Blog do Morais: Estaria o romântico fadado ao sofrimento em todas as áreas da vida?
Sob uma perspectiva técnica, histórica e filosófica, SIM, porque o romântico já nasce sofrendo. Onde há profundidade, há também ferida.
Essa pergunta carrega um apelo muito cotidiano, relacionado às experiências que as pessoas têm com o amor romântico ou com expectativas idealizadas de transformação do mundo. Mas também existe um outro lado — mais técnico, histórico e filosófico — que vale considerar.
Começando por esse lado mais teórico: se o romântico está mesmo fadado a sofrer, tecnicamente falando, o Romantismo é um movimento cujo epicentro surge na segunda metade do século XVIII, na Alemanha. Ele nasce como resposta ao mal-estar provocado pelo avanço da modernização.
Ou seja, sim — dentro dessa perspectiva, o romântico está condenado a sofrer. Por quê? Porque o Romantismo é um reflexo, um sintoma, de uma Europa em transição. O romântico representa a sensibilidade de uma época ferida pela ruptura entre o velho e o novo, entre a tradição e a modernidade.
O Romantismo na Vida Real
Na vida real, o romantismo não tem trilha sonora de filme nem finais sempre felizes. Ele se revela nos pequenos gestos: em lembrar do café preferido, em ouvir com atenção, em se importar com o que não foi dito. O romantismo verdadeiro não vive de flores caras ou declarações grandiosas — vive da presença, da constância e da entrega silenciosa.

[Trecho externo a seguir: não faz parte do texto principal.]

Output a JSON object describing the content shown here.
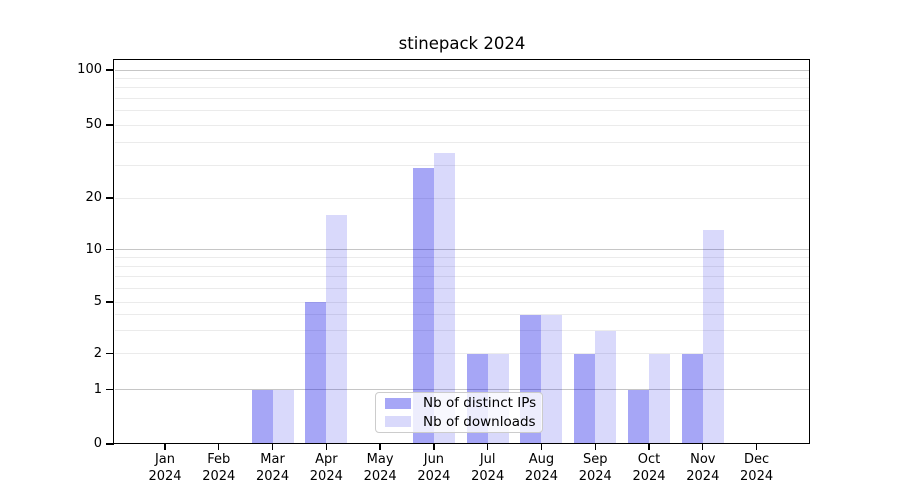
{
  "title": "stinepack 2024",
  "legend": {
    "items": [
      {
        "label": "Nb of distinct IPs"
      },
      {
        "label": "Nb of downloads"
      }
    ]
  },
  "chart_data": {
    "type": "bar",
    "title": "stinepack 2024",
    "categories": [
      "Jan",
      "Feb",
      "Mar",
      "Apr",
      "May",
      "Jun",
      "Jul",
      "Aug",
      "Sep",
      "Oct",
      "Nov",
      "Dec"
    ],
    "x_tick_year_line": "2024",
    "series": [
      {
        "name": "Nb of distinct IPs",
        "color": "rgba(0, 0, 230, 0.35)",
        "values": [
          0,
          0,
          1,
          5,
          0,
          29,
          2,
          4,
          2,
          1,
          2,
          0
        ]
      },
      {
        "name": "Nb of downloads",
        "color": "rgba(0, 0, 230, 0.15)",
        "values": [
          0,
          0,
          1,
          16,
          0,
          35,
          2,
          4,
          3,
          2,
          13,
          0
        ]
      }
    ],
    "y_ticks": [
      0,
      1,
      2,
      5,
      10,
      20,
      50,
      100
    ],
    "y_scale": "log above 1, linear 0-1",
    "grid": "horizontal major at 1,10,100; minor at 2-9 and 20-90 steps",
    "legend_position": "lower center",
    "xlabel": "",
    "ylabel": ""
  },
  "colors": {
    "background": "#ffffff",
    "bar_distinct_ips_visible": "#a6a6f5",
    "bar_downloads_visible": "#d9d9fb",
    "grid_major": "#c6c6c6",
    "grid_minor": "#ebebeb",
    "axis": "#000000",
    "legend_border": "#cccccc",
    "text": "#000000"
  }
}
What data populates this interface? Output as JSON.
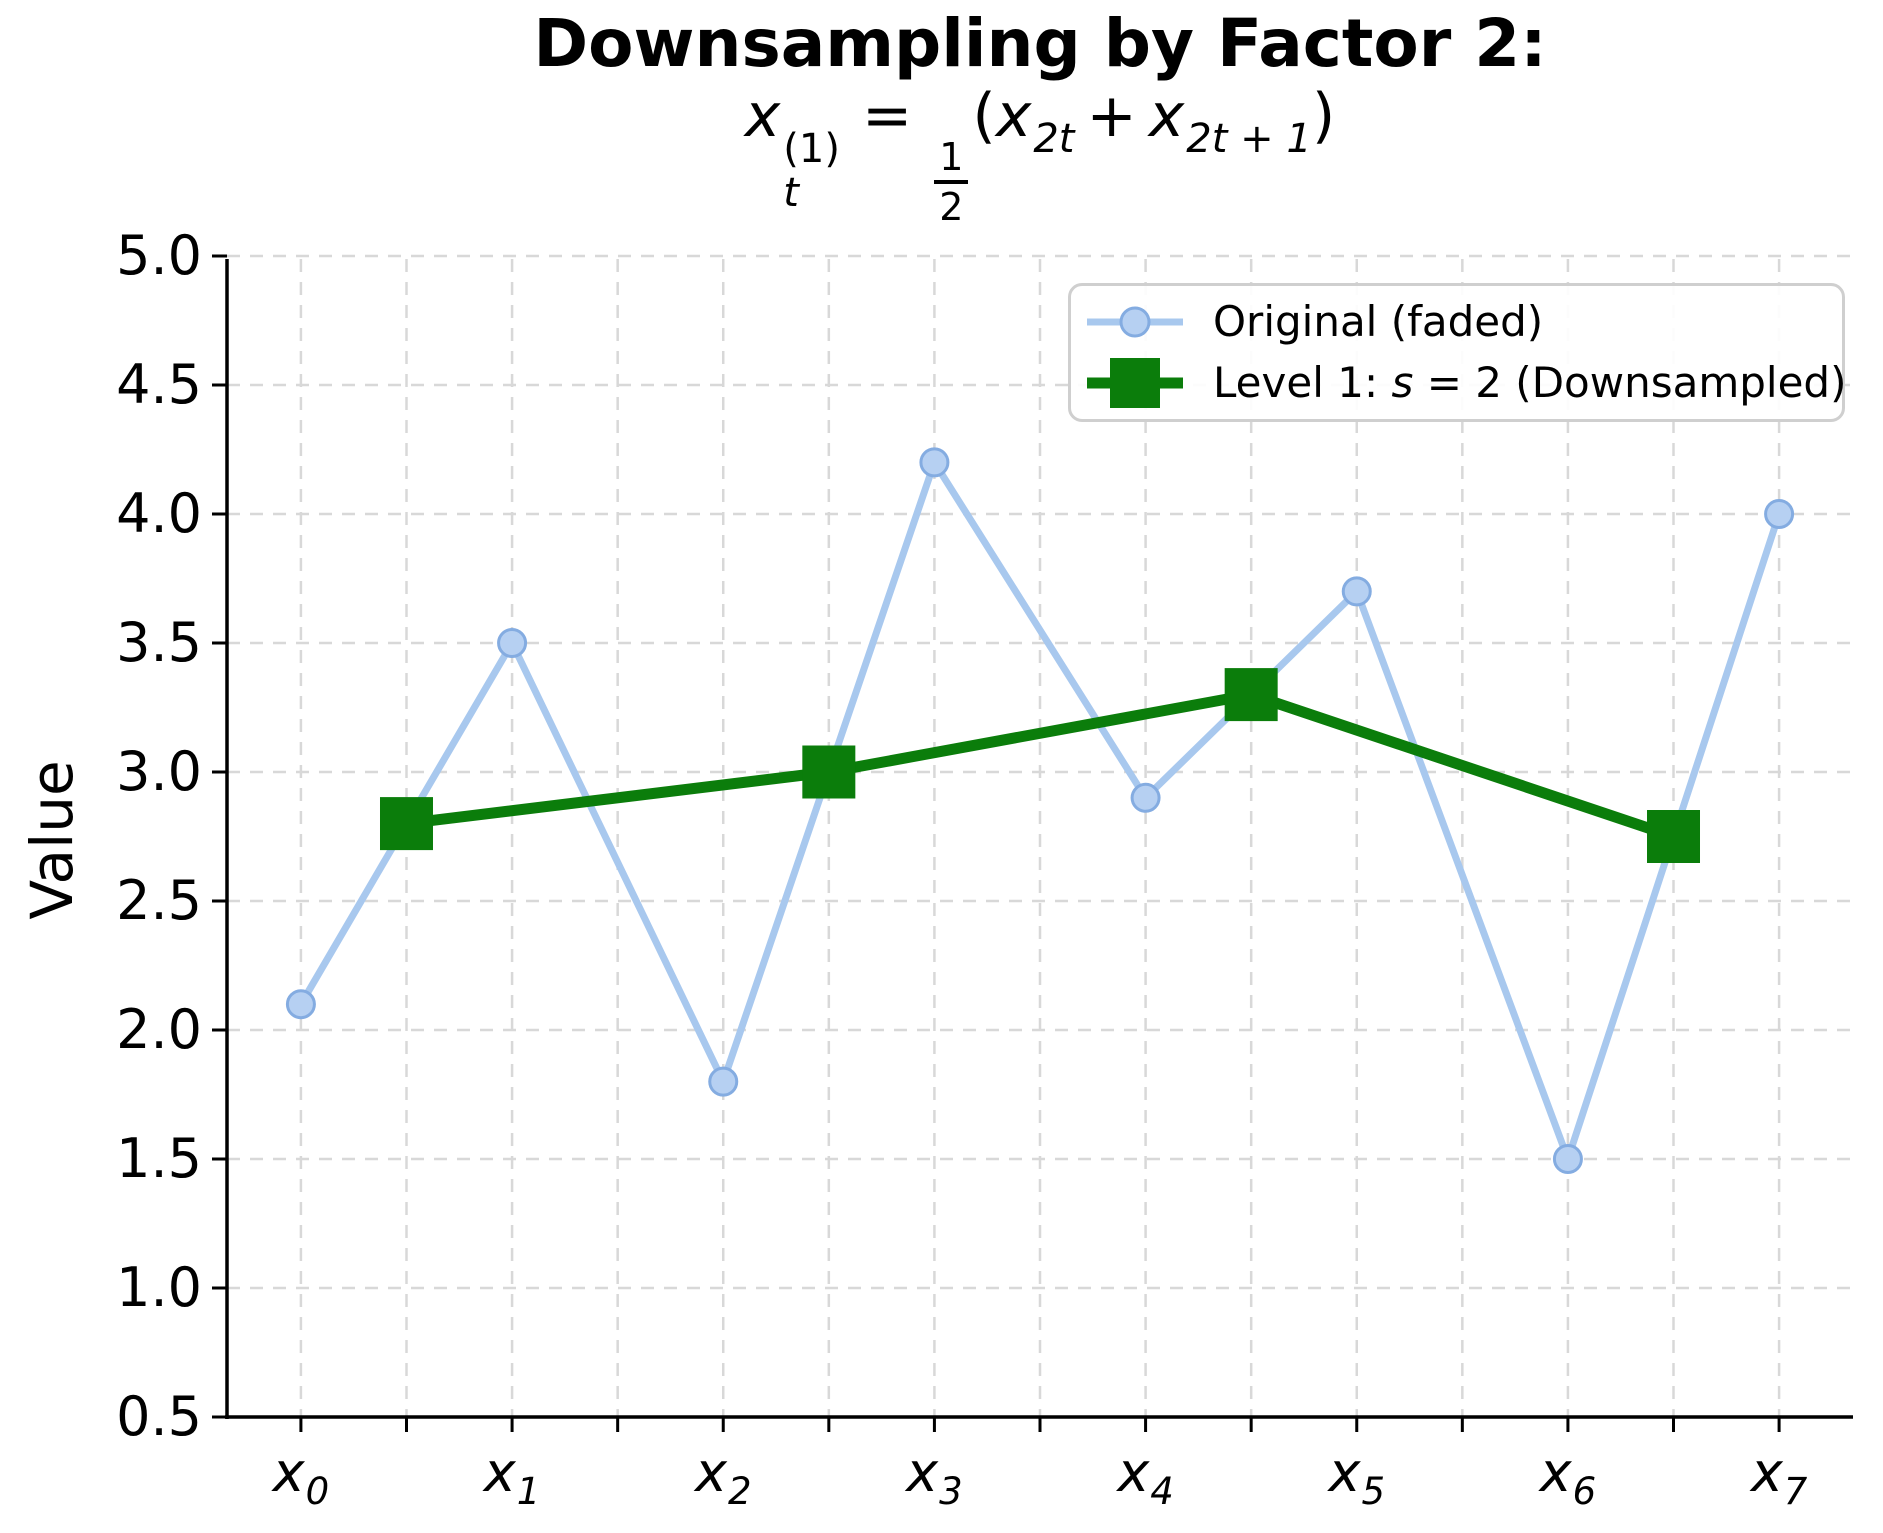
{
  "title": "Downsampling by Factor 2:",
  "subtitle": {
    "x": "x",
    "sup": "(1)",
    "sub": "t",
    "eq": "=",
    "num": "1",
    "den": "2",
    "lparen": "(",
    "sub1": "2t",
    "plus": "+",
    "sub2": "2t + 1",
    "rparen": ")"
  },
  "legend": {
    "items": [
      {
        "label": "Original (faded)"
      },
      {
        "pre": "Level 1: ",
        "var": "s",
        "post": " = 2 (Downsampled)"
      }
    ]
  },
  "chart_data": {
    "type": "line",
    "title": "Downsampling by Factor 2:",
    "subtitle_plain": "x_t^(1) = 1/2 (x_2t + x_2t+1)",
    "xlabel": "",
    "ylabel": "Value",
    "ylim": [
      0.5,
      5.0
    ],
    "xlim": [
      -0.35,
      7.35
    ],
    "yticks": [
      "0.5",
      "1.0",
      "1.5",
      "2.0",
      "2.5",
      "3.0",
      "3.5",
      "4.0",
      "4.5",
      "5.0"
    ],
    "xtick_labels": [
      {
        "base": "x",
        "sub": "0",
        "value": 0
      },
      {
        "base": "x",
        "sub": "1",
        "value": 1
      },
      {
        "base": "x",
        "sub": "2",
        "value": 2
      },
      {
        "base": "x",
        "sub": "3",
        "value": 3
      },
      {
        "base": "x",
        "sub": "4",
        "value": 4
      },
      {
        "base": "x",
        "sub": "5",
        "value": 5
      },
      {
        "base": "x",
        "sub": "6",
        "value": 6
      },
      {
        "base": "x",
        "sub": "7",
        "value": 7
      }
    ],
    "grid": true,
    "grid_step": 0.5,
    "legend_position": "upper right",
    "series": [
      {
        "name": "Original (faded)",
        "x": [
          0,
          1,
          2,
          3,
          4,
          5,
          6,
          7
        ],
        "values": [
          2.1,
          3.5,
          1.8,
          4.2,
          2.9,
          3.7,
          1.5,
          4.0
        ],
        "marker": "circle",
        "line_color": "#a8c8ee",
        "marker_fill": "#b6d0f2",
        "marker_edge": "#84ace1",
        "line_width": 7
      },
      {
        "name": "Level 1: s = 2 (Downsampled)",
        "x": [
          0.5,
          2.5,
          4.5,
          6.5
        ],
        "values": [
          2.8,
          3.0,
          3.3,
          2.75
        ],
        "marker": "square",
        "line_color": "#0b7d0b",
        "marker_fill": "#0b7d0b",
        "marker_edge": "#0b7d0b",
        "line_width": 11
      }
    ],
    "colors": {
      "grid": "#d8d8d8",
      "spine": "#000000",
      "tick": "#000000",
      "legend_border": "#cfcfcf",
      "text": "#000000"
    }
  }
}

Mas ser romântico no mundo real é, muitas vezes, um ato de resistência. É se permitir sentir num tempo que valoriza o desapego. É manter a esperança mesmo depois de frustrações. E por isso, o romântico sofre. Não porque amar é errado, mas porque amar profundamente em um mundo raso cobra seu preço.
Ainda assim, quem carrega romantismo no peito segue acreditando. Porque para ele, mesmo com dor, amar continua sendo a única forma verdadeira de viver.
O Sofrimento do Romântico
Ser romântico é carregar no peito uma chama que arde com a intensidade da vida, mesmo sabendo que o fogo pode queimar. O romântico é aquele que vê além do véu da aparência, que busca no silêncio das pequenas coisas um significado profundo, uma verdade que escapa ao olhar comum.
Mas amar — amar verdadeiramente — é também aceitar a inevitabilidade do sofrimento. O romântico não foge da dor, pois sabe que ela é irmã inseparável do amor. Amar é expor-se, abrir-se ao risco de perder, de ser incompreendido, de ver seus sonhos desmoronarem.
O sofrimento do romântico não é um castigo, mas uma condição existencial. Ele nasce da coragem de sentir plenamente, de não se contentar com a superfície das relações ou das emoções. É a coragem de buscar o absoluto, mesmo sabendo que o absoluto é, muitas vezes, inalcançável.
Por isso, o romântico sofre: porque vive na tensão entre o ideal e o real, entre o desejo e a limitação humana. Mas é nesse mesmo sofrimento que reside a beleza da sua existência — uma beleza que pulsa na profundidade da alma e que dá sentido ao breve instante da vida.
O romântico não está fadado ao sofrimento, está destinado a transcendê-lo, a transformá-lo em força e em arte. Pois é no viver intensamente, com todas as suas dores e alegrias, que a vida se revela em sua mais pura essência.